As the link between the 1999 team and the present-day Ticats, Steinauer took a special pride in that reunion weekend last October. He rattles off personal highlights from it, like how the current players sought out jerseys with their numbers and their alumni’s name on the back, or how the alumni were together and still FaceTiming members of the team that weren’t able to make the trip, just to include them. That night when they beat Edmonton, the Ticats put Rob Hitchcock’s name on their wall of honour. Steinauer’s team scored 42 points, matching the number of the enshrined linebacker and safety.

“That’s something I’ll always remember,” he said.

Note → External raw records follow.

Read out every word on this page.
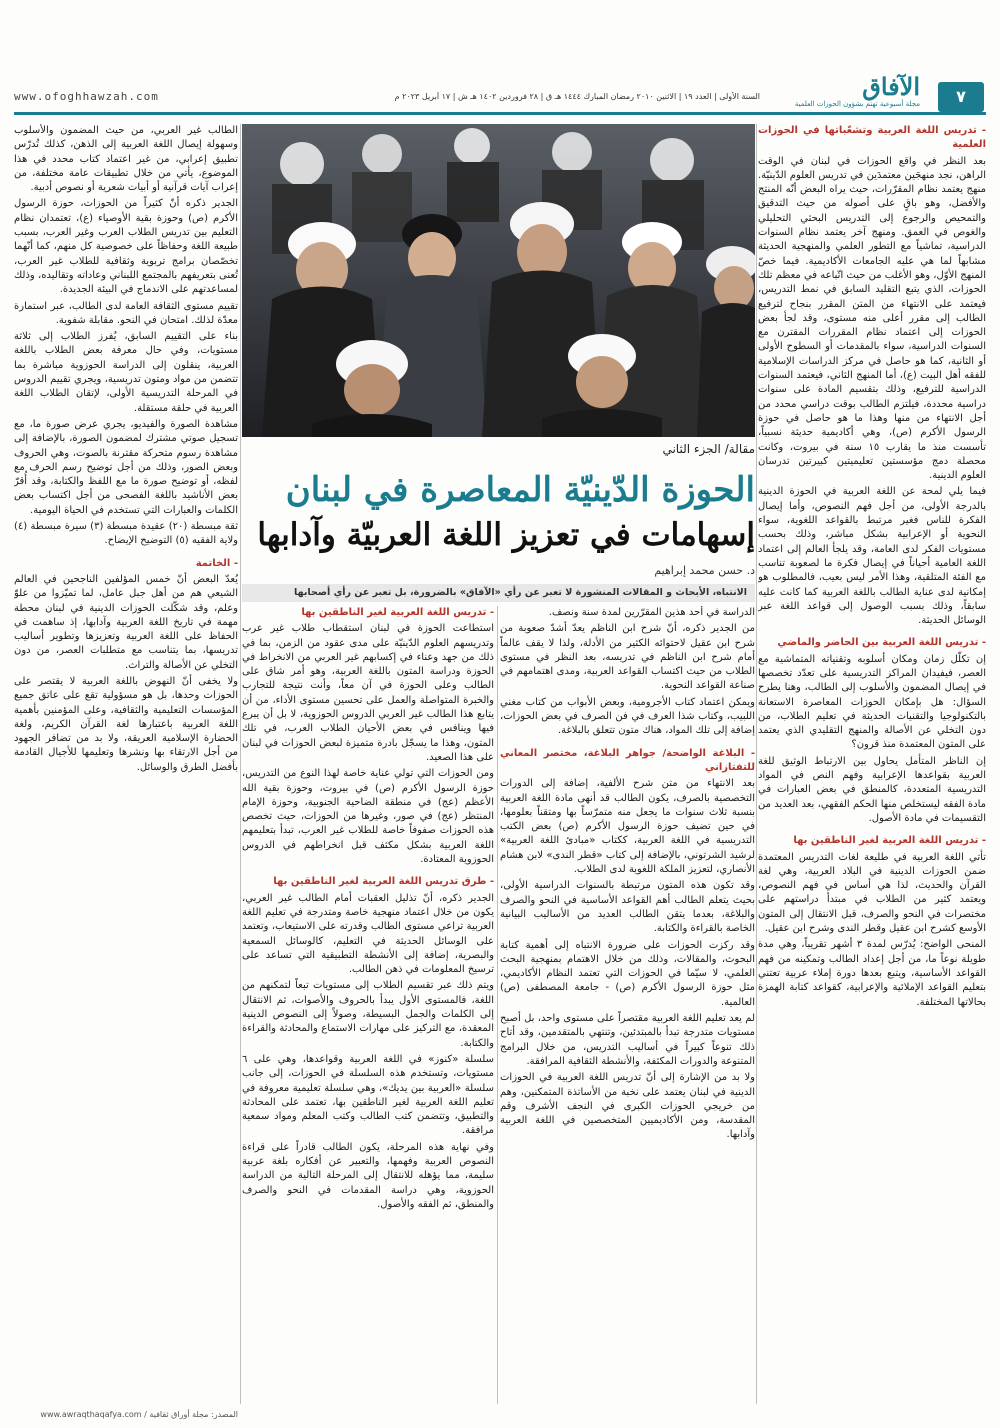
www.ofoghhawzah.com	السنة الأولى | العدد ١٩ | الاثنين ٢٠١٠ رمضان المبارك ١٤٤٤ هـ ق | ٢٨ فروردين ١٤٠٢ هـ ش | ١٧ أبريل ٢٠٢٣ م	الآفاق
مجلة أسبوعية تهتم بشؤون الحوزات العلمية	٧
مقالة/ الجزء الثاني
الحوزة الدّينيّة المعاصرة في لبنان
إسهامات في تعزيز اللغة العربيّة وآدابها
د. حسن محمد إبراهيم
الانتباه، الأبحاث و المقالات المنشورة لا تعبر عن رأي «الآفاق» بالضرورة، بل تعبر عن رأي أصحابها
- تدريس اللغة العربية وتشعّباتها في الحوزات العلمية

بعد النظر في واقع الحوزات في لبنان في الوقت الراهن، نجد منهجَين معتمدَين في تدريس العلوم الدّينيّة. منهج يعتمد نظام المقرّرات، حيث يراه البعض أنّه المنتج والأفضل، وهو باقٍ على أصوله من حيث التدقيق والتمحيص والرجوع إلى التدريس البحثي التحليلي والغوص في العمق. ومنهج آخر يعتمد نظام السنوات الدراسية، تماشياً مع التطور العلمي والمنهجية الحديثة مشابهاً لما هي عليه الجامعات الأكاديمية. فيما خصّ المنهج الأوّل، وهو الأغلب من حيث اتّباعه في معظم تلك الحوزات، الذي يتبع التقليد السابق في نمط التدريس، فيعتمد على الانتهاء من المتن المقرر بنجاح لترفيع الطالب إلى مقرر أعلى منه مستوى، وقد لجأ بعض الحوزات إلى اعتماد نظام المقررات المقترن مع السنوات الدراسية، سواء بالمقدمات أو السطوح الأولى أو الثانية، كما هو حاصل في مركز الدراسات الإسلامية للفقه أهل البيت (ع)، أما المنهج الثاني، فيعتمد السنوات الدراسية للترفيع، وذلك بتقسيم المادة على سنوات دراسية محددة، فيلتزم الطالب بوقت دراسي محدد من أجل الانتهاء من منها وهذا ما هو حاصل في حوزة الرسول الأكرم (ص)، وهي أكاديمية حديثة نسبياً، تأسست منذ ما يقارب ١٥ سنة في بيروت، وكانت محصلة دمج مؤسستين تعليميتين كبيرتين تدرسان العلوم الدينية.

فيما يلي لمحة عن اللغة العربية في الحوزة الدينية بالدرجة الأولى، من أجل فهم النصوص، وأما إيصال الفكرة للناس فغير مرتبط بالقواعد اللغوية، سواء النحوية أو الإعرابية بشكل مباشر، وذلك بحسب مستويات الفكر لدى العامة، وقد يلجأ العالم إلى اعتماد اللغة العامية أحياناً في إيصال فكرة ما لصعوبة تناسب مع الفئة المتلقية، وهذا الأمر ليس بعيب، فالمطلوب هو إمكانية لدى عناية الطالب باللغة العربية كما كانت عليه سابقاً، وذلك بسبب الوصول إلى قواعد اللغة عبر الوسائل الحديثة.

- تدريس اللغة العربية بين الحاضر والماضي

إن تكلّل زمان ومكان أسلوبه وتقنياته المتماشية مع العصر، فيفيدان المراكز التدريسية على تعدّد تخصصها في إيصال المضمون والأسلوب إلى الطالب، وهنا يطرح السؤال: هل بإمكان الحوزات المعاصرة الاستعانة بالتكنولوجيا والتقنيات الحديثة في تعليم الطلاب، من دون التخلي عن الأصالة والمنهج التقليدي الذي يعتمد على المتون المعتمدة منذ قرون؟

إن الناظر المتأمل يحاول بين الارتباط الوثيق للغة العربية بقواعدها الإعرابية وفهم النص في المواد التدريسية المتعددة، كالمنطق في بعض العبارات في مادة الفقه ليستخلص منها الحكم الفقهي، بعد العديد من التقسيمات في مادة الأصول.

- تدريس اللغة العربية لغير الناطقين بها

تأتي اللغة العربية في طليعة لغات التدريس المعتمدة ضمن الحوزات الدينية في البلاد العربية، وهي لغة القرآن والحديث، لذا هي أساس في فهم النصوص، ويعتمد كثير من الطلاب في مبتدأ دراستهم على مختصرات في النحو والصرف، قبل الانتقال إلى المتون الأوسع كشرح ابن عقيل وقطر الندى وشرح ابن عقيل.

المنحى الواضح: يُدرّس لمدة ٣ أشهر تقريباً، وهي مدة طويلة نوعاً ما، من أجل إعداد الطالب وتمكينه من فهم القواعد الأساسية، ويتبع بعدها دورة إملاء عربية تعتني بتعليم القواعد الإملائية والإعرابية، كقواعد كتابة الهمزة بحالاتها المختلفة.

الدراسة في أحد هذين المقرّرين لمدة سنة ونصف.

من الجدير ذكره، أنّ شرح ابن الناظم يعدّ أشدّ صعوبة من شرح ابن عقيل لاحتوائه الكثير من الأدلة، ولذا لا يقف عالماً أمام شرح ابن الناظم في تدريسه، بعد النظر في مستوى الطلاب من حيث اكتساب القواعد العربية، ومدى اهتمامهم في صناعة القواعد النحوية.

ويمكن اعتماد كتاب الأجرومية، وبعض الأبواب من كتاب مغني اللبيب، وكتاب شذا العرف في فن الصرف في بعض الحوزات، إضافة إلى تلك المواد، هناك متون تتعلق بالبلاغة.

- البلاغة الواضحة/ جواهر البلاغة، مختصر المعاني للتفتازاني

بعد الانتهاء من متن شرح الألفية، إضافة إلى الدورات التخصصية بالصرف، يكون الطالب قد أنهى مادة اللغة العربية بنسبة ثلاث سنوات ما يجعل منه متمرّساً بها ومتقناً بعلومها، في حين تضيف حوزة الرسول الأكرم (ص) بعض الكتب التدريسية في اللغة العربية، ككتاب «مبادئ اللغة العربية» لرشيد الشرتوني، بالإضافة إلى كتاب «قطر الندى» لابن هشام الأنصاري، لتعزيز الملكة اللغوية لدى الطلاب.

وقد تكون هذه المتون مرتبطة بالسنوات الدراسية الأولى، بحيث يتعلم الطالب أهم القواعد الأساسية في النحو والصرف والبلاغة، بعدما يتقن الطالب العديد من الأساليب البيانية الخاصة بالقراءة والكتابة.

وقد ركزت الحوزات على ضرورة الانتباه إلى أهمية كتابة البحوث، والمقالات، وذلك من خلال الاهتمام بمنهجية البحث العلمي، لا سيّما في الحوزات التي تعتمد النظام الأكاديمي، مثل حوزة الرسول الأكرم (ص) - جامعة المصطفى (ص) العالمية.

لم يعد تعليم اللغة العربية مقتصراً على مستوى واحد، بل أصبح مستويات متدرجة تبدأ بالمبتدئين، وتنتهي بالمتقدمين، وقد أتاح ذلك تنوعاً كبيراً في أساليب التدريس، من خلال البرامج المتنوعة والدورات المكثفة، والأنشطة الثقافية المرافقة.

ولا بد من الإشارة إلى أنّ تدريس اللغة العربية في الحوزات الدينية في لبنان يعتمد على نخبة من الأساتذة المتمكنين، وهم من خريجي الحوزات الكبرى في النجف الأشرف وقم المقدسة، ومن الأكاديميين المتخصصين في اللغة العربية وآدابها.

- تدريس اللغة العربية لغير الناطقين بها

استطاعت الحوزة في لبنان استقطاب طلاب غير عرب وتدريسهم العلوم الدّينيّة على مدى عقود من الزمن، بما في ذلك من جهد وعناء في إكسابهم غير العربي من الانخراط في الحوزة ودراسة المتون باللغة العربية، وهو أمر شاق على الطالب وعلى الحوزة في آن معاً، وأنت نتيجة للتجارب والخبرة المتواصلة والعمل على تحسين مستوى الأداء، من أن يتابع هذا الطالب غير العربي الدروس الحوزوية، لا بل أن يبرع فيها وينافس في بعض الأحيان الطلاب العرب، في تلك المتون، وهذا ما يسجّل بادرة متميزة لبعض الحوزات في لبنان على هذا الصعيد.

ومن الحوزات التي تولي عناية خاصة لهذا النوع من التدريس، حوزة الرسول الأكرم (ص) في بيروت، وحوزة بقية الله الأعظم (عج) في منطقة الضاحية الجنوبية، وحوزة الإمام المنتظر (عج) في صور، وغيرها من الحوزات، حيث تخصص هذه الحوزات صفوفاً خاصة للطلاب غير العرب، تبدأ بتعليمهم اللغة العربية بشكل مكثف قبل انخراطهم في الدروس الحوزوية المعتادة.

- طرق تدريس اللغة العربية لغير الناطقين بها

الجدير ذكره، أنّ تذليل العقبات أمام الطالب غير العربي، يكون من خلال اعتماد منهجية خاصة ومتدرجة في تعليم اللغة العربية تراعي مستوى الطالب وقدرته على الاستيعاب، وتعتمد على الوسائل الحديثة في التعليم، كالوسائل السمعية والبصرية، إضافة إلى الأنشطة التطبيقية التي تساعد على ترسيخ المعلومات في ذهن الطالب.

ويتم ذلك عبر تقسيم الطلاب إلى مستويات تبعاً لتمكنهم من اللغة، فالمستوى الأول يبدأ بالحروف والأصوات، ثم الانتقال إلى الكلمات والجمل البسيطة، وصولاً إلى النصوص الدينية المعقدة، مع التركيز على مهارات الاستماع والمحادثة والقراءة والكتابة.

سلسلة «كنوز» في اللغة العربية وقواعدها، وهي على ٦ مستويات، وتستخدم هذه السلسلة في الحوزات، إلى جانب سلسلة «العربية بين يديك»، وهي سلسلة تعليمية معروفة في تعليم اللغة العربية لغير الناطقين بها، تعتمد على المحادثة والتطبيق، وتتضمن كتب الطالب وكتب المعلم ومواد سمعية مرافقة.

وفي نهاية هذه المرحلة، يكون الطالب قادراً على قراءة النصوص العربية وفهمها، والتعبير عن أفكاره بلغة عربية سليمة، مما يؤهله للانتقال إلى المرحلة التالية من الدراسة الحوزوية، وهي دراسة المقدمات في النحو والصرف والمنطق، ثم الفقه والأصول.

الطالب غير العربي، من حيث المضمون والأسلوب وسهولة إيصال اللغة العربية إلى الذهن، كذلك تُدرّس تطبيق إعرابي، من غير اعتماد كتاب محدد في هذا الموضوع، يأتي من خلال تطبيقات عامة مختلفة، من إعراب آيات قرآنية أو أبيات شعرية أو نصوص أدبية.

الجدير ذكره أنّ كثيراً من الحوزات، حوزة الرسول الأكرم (ص) وحوزة بقية الأوصياء (ع)، تعتمدان نظام التعليم بين تدريس الطلاب العرب وغير العرب، بسبب طبيعة اللغة وحفاظاً على خصوصية كل منهم، كما أنّهما تخصّصان برامج تربوية وثقافية للطلاب غير العرب، تُعنى بتعريفهم بالمجتمع اللبناني وعاداته وتقاليده، وذلك لمساعدتهم على الاندماج في البيئة الجديدة.

تقييم مستوى الثقافة العامة لدى الطالب، عبر استمارة معدّة لذلك. امتحان في النحو. مقابلة شفوية.

بناء على التقييم السابق، يُفرز الطلاب إلى ثلاثة مستويات، وفي حال معرفة بعض الطلاب باللغة العربية، ينقلون إلى الدراسة الحوزوية مباشرة بما تتضمن من مواد ومتون تدريسية، ويجري تقييم الدروس في المرحلة التدريسية الأولى، لإتقان الطلاب اللغة العربية في حلقة مستقلة.

مشاهدة الصورة والفيديو، يجري عرض صورة ما، مع تسجيل صوتي مشترك لمضمون الصورة، بالإضافة إلى مشاهدة رسوم متحركة مقترنة بالصوت، وهي الحروف وبعض الصور، وذلك من أجل توضيح رسم الحرف مع لفظه، أو توضيح صورة ما مع اللفظ والكتابة، وقد أُقرّ بعض الأناشيد باللغة الفصحى من أجل اكتساب بعض الكلمات والعبارات التي تستخدم في الحياة اليومية.

ثقة مبسطة (٢٠) عقيدة مبسطة (٣) سيرة مبسطة (٤) ولاية الفقيه (٥) التوضيح الإيضاح.

- الخاتمة

يُعدّ البعض أنّ خمس المؤلفين الناجحين في العالم الشيعي هم من أهل جبل عامل، لما تميّزوا من علوّ وعلم، وقد شكّلت الحوزات الدينية في لبنان محطة مهمة في تاريخ اللغة العربية وآدابها، إذ ساهمت في الحفاظ على اللغة العربية وتعزيزها وتطوير أساليب تدريسها، بما يتناسب مع متطلبات العصر، من دون التخلي عن الأصالة والتراث.

ولا يخفى أنّ النهوض باللغة العربية لا يقتصر على الحوزات وحدها، بل هو مسؤولية تقع على عاتق جميع المؤسسات التعليمية والثقافية، وعلى المؤمنين بأهمية اللغة العربية باعتبارها لغة القرآن الكريم، ولغة الحضارة الإسلامية العريقة، ولا بد من تضافر الجهود من أجل الارتقاء بها ونشرها وتعليمها للأجيال القادمة بأفضل الطرق والوسائل.

المصدر: مجلة أوراق ثقافية / www.awraqthaqafya.com
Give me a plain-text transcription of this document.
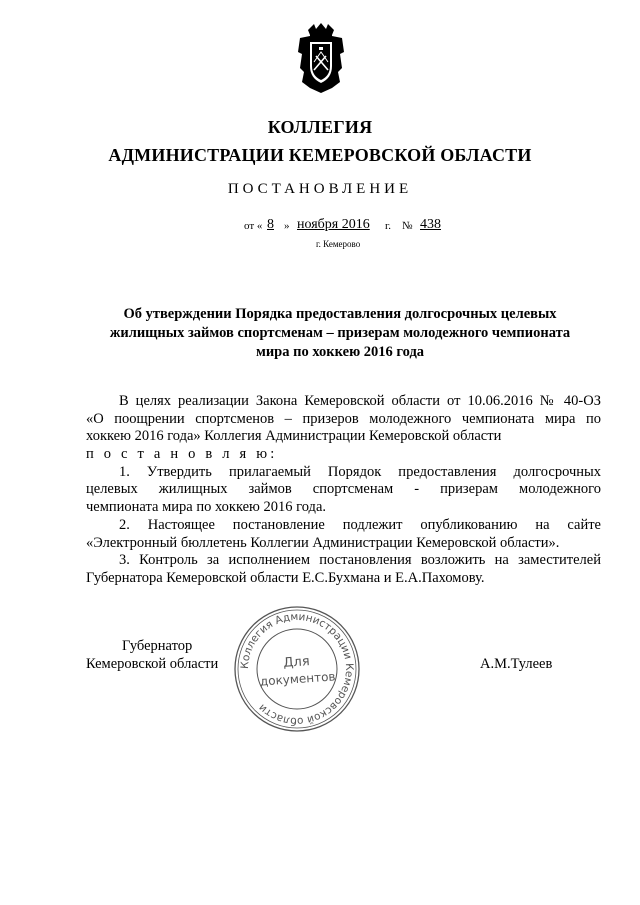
КОЛЛЕГИЯ
АДМИНИСТРАЦИИ КЕМЕРОВСКОЙ ОБЛАСТИ
ПОСТАНОВЛЕНИЕ
от « 8 » ноября 2016 г. № 438
г. Кемерово
Об утверждении Порядка предоставления долгосрочных целевых
жилищных займов спортсменам – призерам молодежного чемпионата
мира по хоккею 2016 года
В целях реализации Закона Кемеровской области от 10.06.2016 № 40-ОЗ
«О поощрении спортсменов – призеров молодежного чемпионата мира по
хоккею 2016 года» Коллегия Администрации Кемеровской области
п о с т а н о в л я ю:
1. Утвердить прилагаемый Порядок предоставления долгосрочных
целевых жилищных займов спортсменам - призерам молодежного
чемпионата мира по хоккею 2016 года.
2. Настоящее постановление подлежит опубликованию на сайте
«Электронный бюллетень Коллегии Администрации Кемеровской области».
3. Контроль за исполнением постановления возложить на заместителей
Губернатора Кемеровской области Е.С.Бухмана и Е.А.Пахомову.
Губернатор
Кемеровской области	А.М.Тулеев
Коллегия Администрации Кемеровской области
Для
документов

“To relive that ’99 team, I know it brought memories back. They were proud. It was a great token by the organization, by Scott Mitchell and Bob Young to accommodate so many people and it was that important to them. It just tells you a little bit about the organization and the commitment that we have from the top, which ultimately trickles down.”

It was special then and now, when we’re so limited in what we can do, it feels even more powerful.